After completing one season servicing GrasScapes clients and gaining their trust, Pudenz sent its first direct mail piece to both its irrigation customers and lawn maintenance customers explaining its expansion and bundling of services. Within a few months, Pudenz had a 30 percent return on clients who wished to upgrade their services even without price reductions for bundling services.

“When clients get more value at less cost than they can get elsewhere, they are going to keep coming back,” Connolly says. “We chose to invest heavily in this model years ago and it is paying significant dividends. Clients win when they consolidate services like this because they get more value at less cost.”

Minneapolis-based EnergyScapes made a bold toward integrated services.
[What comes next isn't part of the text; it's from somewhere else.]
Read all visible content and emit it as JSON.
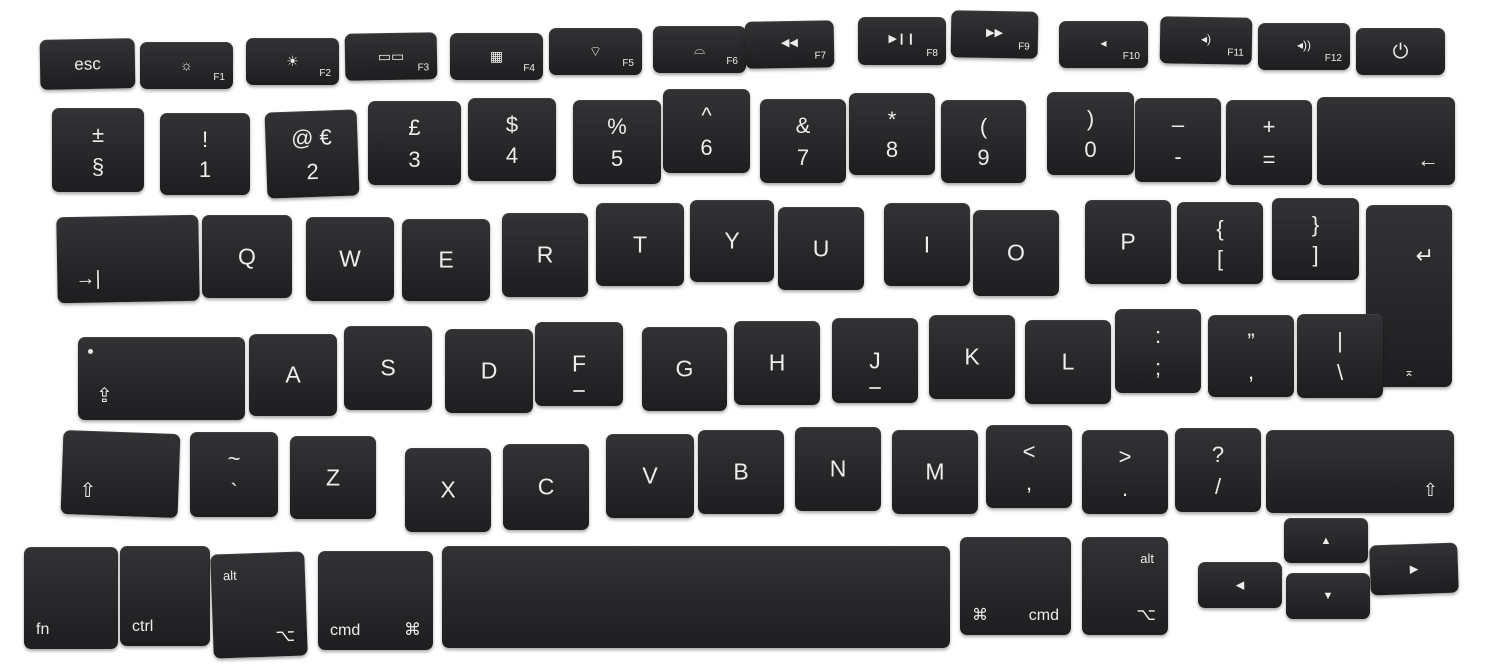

For years, it had been one of the pioneering landscaping companies bringing sustainable landscapes to upscale suburbanites and inner-city homeowners with a “going green” consciousness.

Douglas Owens Pike, CEO – in this case, the chief ecological officer – is banking on the fact that the years of quality service and personal client interaction will give his company an opportunity to extend to all of his customers other maintenance needs, including home exteriors and hardscapes.

“It’s still too early to tell if this strategy is working, but based on the inquiries and customer requests over the years, it makes sense to pursue this,” Owen-Pike says.

He will provide these integrated services through qualified subcontractors with whom he has established working relationships.

Loyal customers aren't always gold
Business strategists caution that every customer, long-term or new, still need to be evaluated regularly.

“You should always be looking at your portfolio of customers, and evaluating their value to your organization,” Guido  says. “You need to prune your high-maintenance clients who tend to drag you and your profits down.” 

Today’s economy has forced many to step down a few rungs on Maslow’s hierarchy of needs, Demott says. “When you are starving, you can’t say no to any business,” he says. “Until you are reaching capacity or fulfillment of obligations, you shouldn’t say no to any business.

Demott admits that he can’t put out the same just-say-no message in 2010 as he did a few years back.

“The message is the same,” he says. “It’s now just a matter of loosening up the adjustment on the filter.”
 

The author is a freelance writer based in Akron, Ohio.